The use of SaiACT may result in more consistent heparin management that is less affected by aprotinin and a corresponding increase in heparin administration for patients receiving aprotinin.
通过HEMOCHRON检测的基于高岭土的活化凝血时间(HkACT)是体外循环(CPB)期间单独监测肝素以及肝素与抑肽酶联合使用时的临床标准。然而,已知抑肽酶不仅会延长基于硅藻土的活化凝血时间,还会延长基于高岭土的活化凝血时间。活化凝血时间的高估意味着肝素抗凝治疗不足存在潜在危险风险。最近,已为SONOCLOT分析仪开发了一种新型的“抑肽酶不敏感”活化凝血时间检测方法(SaiACT)。我们研究的目的是评估在有肝素和抑肽酶存在的情况下接受CPB的患者中的SaiACT。
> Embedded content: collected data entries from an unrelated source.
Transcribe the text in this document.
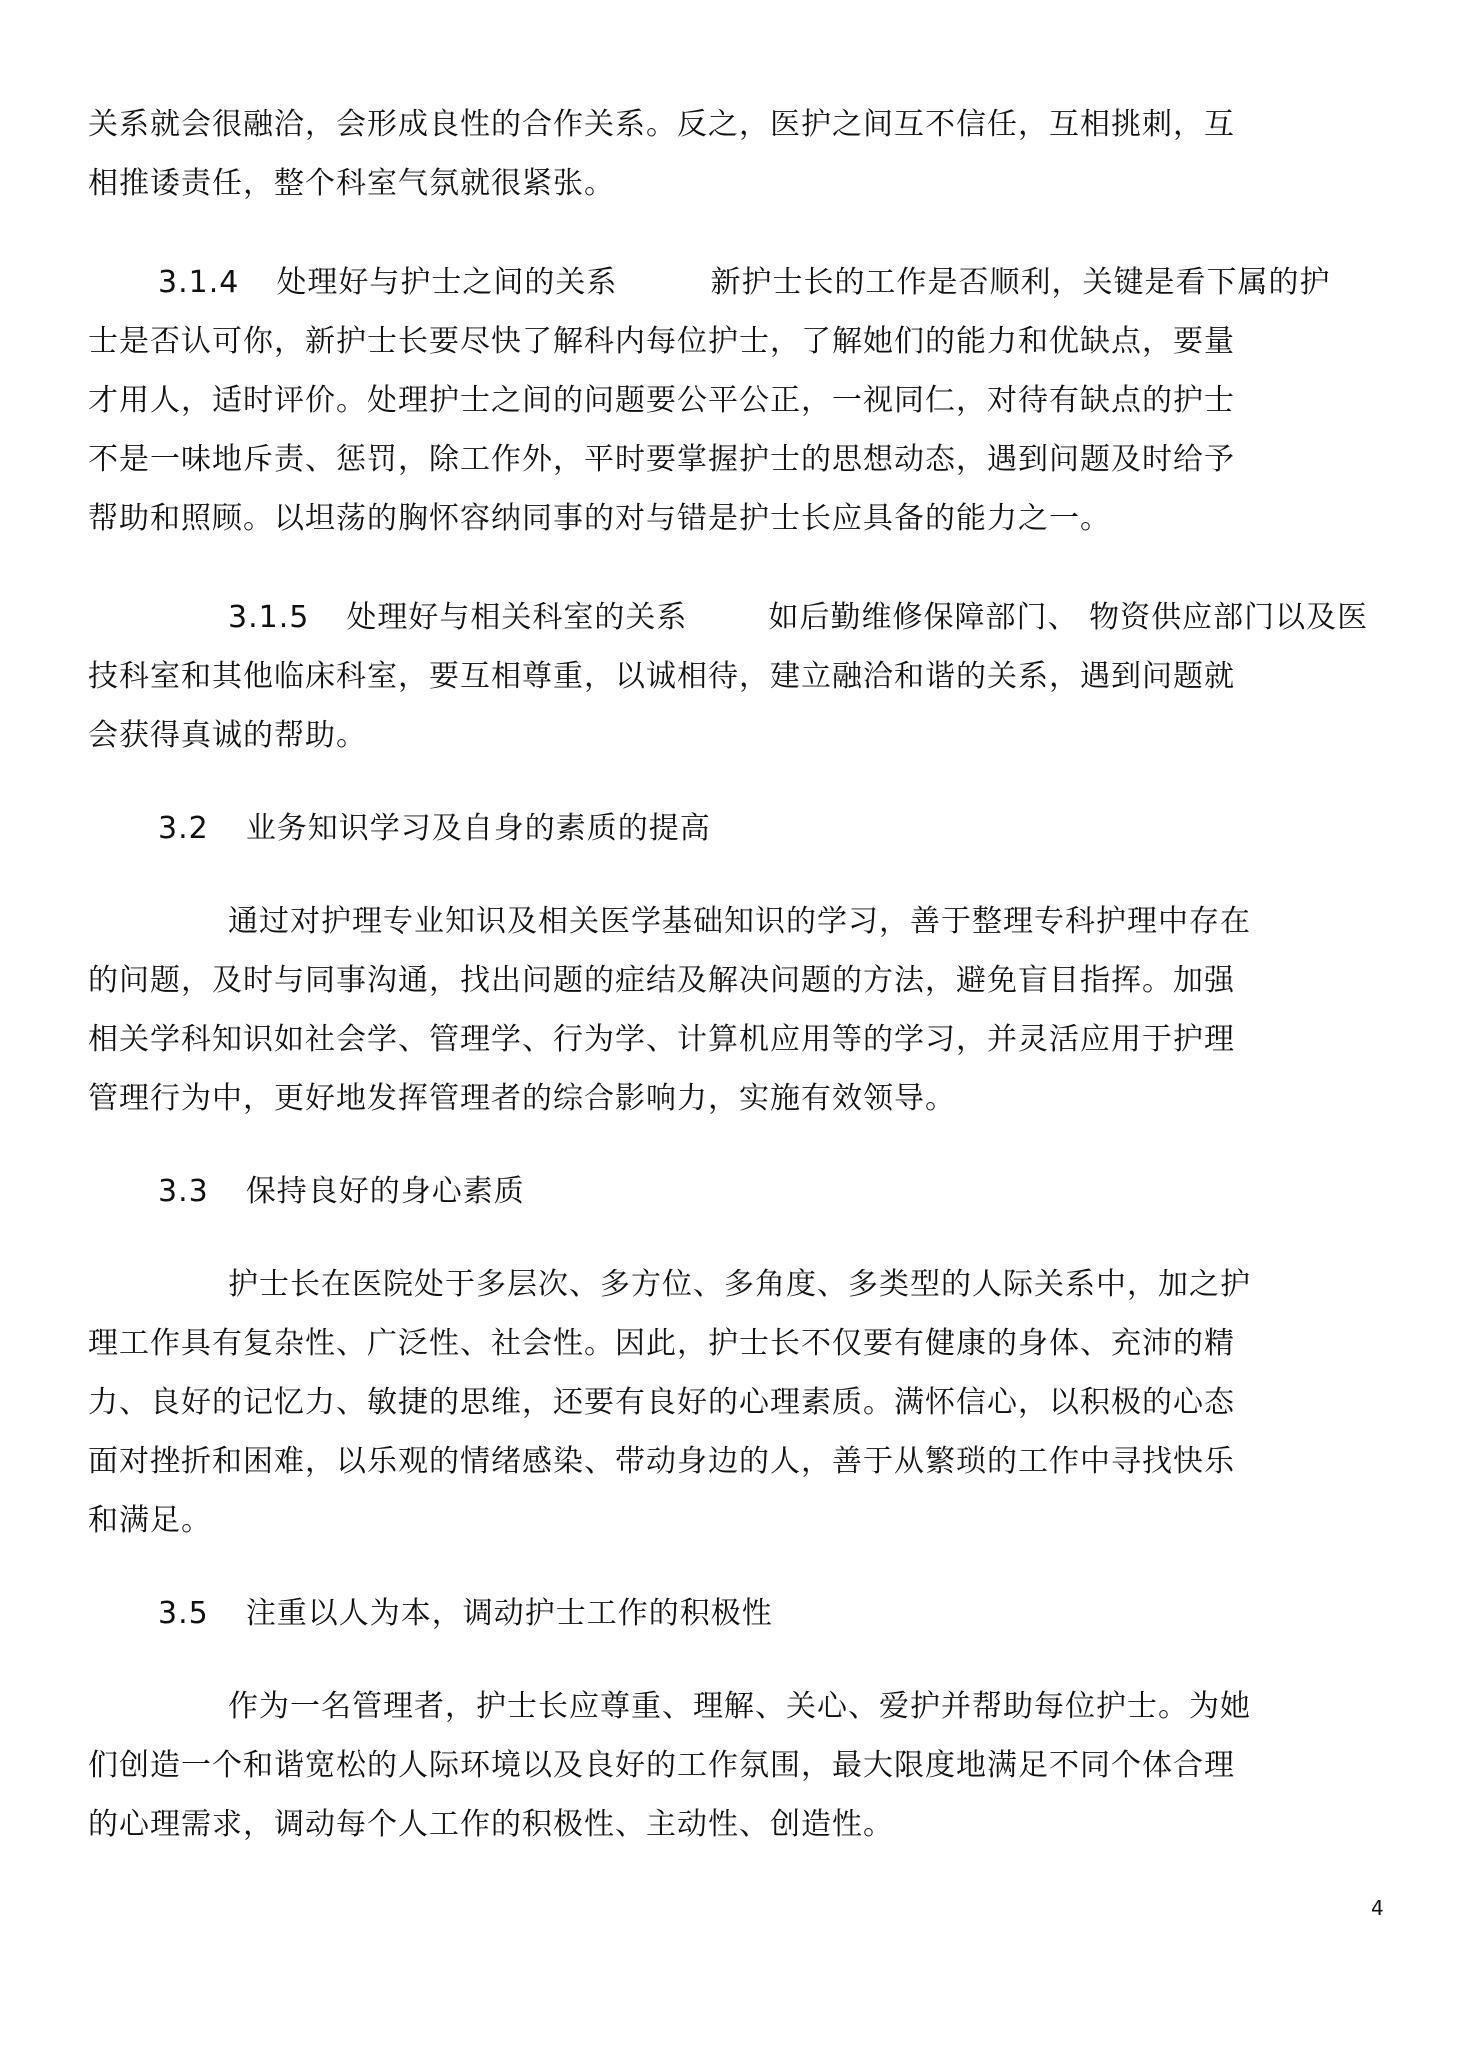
关系就会很融洽，会形成良性的合作关系。反之，医护之间互不信任，互相挑刺，互
相推诿责任，整个科室气氛就很紧张。
3.1.4 处理好与护士之间的关系	新护士长的工作是否顺利，关键是看下属的护
士是否认可你，新护士长要尽快了解科内每位护士，了解她们的能力和优缺点，要量
才用人，适时评价。处理护士之间的问题要公平公正，一视同仁，对待有缺点的护士
不是一味地斥责、惩罚，除工作外，平时要掌握护士的思想动态，遇到问题及时给予
帮助和照顾。以坦荡的胸怀容纳同事的对与错是护士长应具备的能力之一。
3.1.5 处理好与相关科室的关系	如后勤维修保障部门、 物资供应部门以及医
技科室和其他临床科室，要互相尊重，以诚相待，建立融洽和谐的关系，遇到问题就
会获得真诚的帮助。
3.2 业务知识学习及自身的素质的提高
通过对护理专业知识及相关医学基础知识的学习，善于整理专科护理中存在
的问题，及时与同事沟通，找出问题的症结及解决问题的方法，避免盲目指挥。加强
相关学科知识如社会学、管理学、行为学、计算机应用等的学习，并灵活应用于护理
管理行为中，更好地发挥管理者的综合影响力，实施有效领导。
3.3 保持良好的身心素质
护士长在医院处于多层次、多方位、多角度、多类型的人际关系中，加之护
理工作具有复杂性、广泛性、社会性。因此，护士长不仅要有健康的身体、充沛的精
力、良好的记忆力、敏捷的思维，还要有良好的心理素质。满怀信心，以积极的心态
面对挫折和困难，以乐观的情绪感染、带动身边的人，善于从繁琐的工作中寻找快乐
和满足。
3.5 注重以人为本，调动护士工作的积极性
作为一名管理者，护士长应尊重、理解、关心、爱护并帮助每位护士。为她
们创造一个和谐宽松的人际环境以及良好的工作氛围，最大限度地满足不同个体合理
的心理需求，调动每个人工作的积极性、主动性、创造性。
4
从44例择期心脏手术患者在以下测量时间点采集血样:基线(T0);肝素化后CPB前(T1和T2);CPB期间,给予抑肽酶前(T3);给予抑肽酶后CPB 15、30和60分钟(T4、T5和T6);鱼精蛋白输注后(T7)。在每个测量时间点,用HkACT和SaiACT评估活化凝血时间,均重复测量两次。此外,测量Xa因子抑制率和抗凝血酶浓度。使用Bland和Altman分析、Pearson相关性分析以及带有事后Bonferroni-Dunn校正的方差分析进行统计分析。
用SaiACT监测抗凝显示读数可靠。与既定的HkACT相比,在所有测量时间点SaiACT值均较低。在CPB期间但给予抑肽酶前(T3),SaiACT值(均值±标准差)比HkACT低44±118秒。然而,给予抑肽酶后CPB期间两种测量技术之间的差异显著增加(T4 - T6;89±152秒,P = 0.032)。给予抑肽酶前后,SaiACT的ACT测量值与抗Xa活性的相关性不变(r2分别为0.473和0.487;P = 0.794),但给予抑肽酶后HkACT的相关性较低(r2分别为0.481和0.361;P = 0.041)。给予抑肽酶后CPB期间,所有ACT值中有96%被HkACT分类为治疗性,但如果通过SaiACT测定ACT,则所有值中只有86%被分类为治疗性。SaiACT和HkACT的检测变异性相当。
使用SaiACT可能会使肝素管理更一致,受抑肽酶影响较小,并且接受抑肽酶治疗的患者肝素给药相应增加。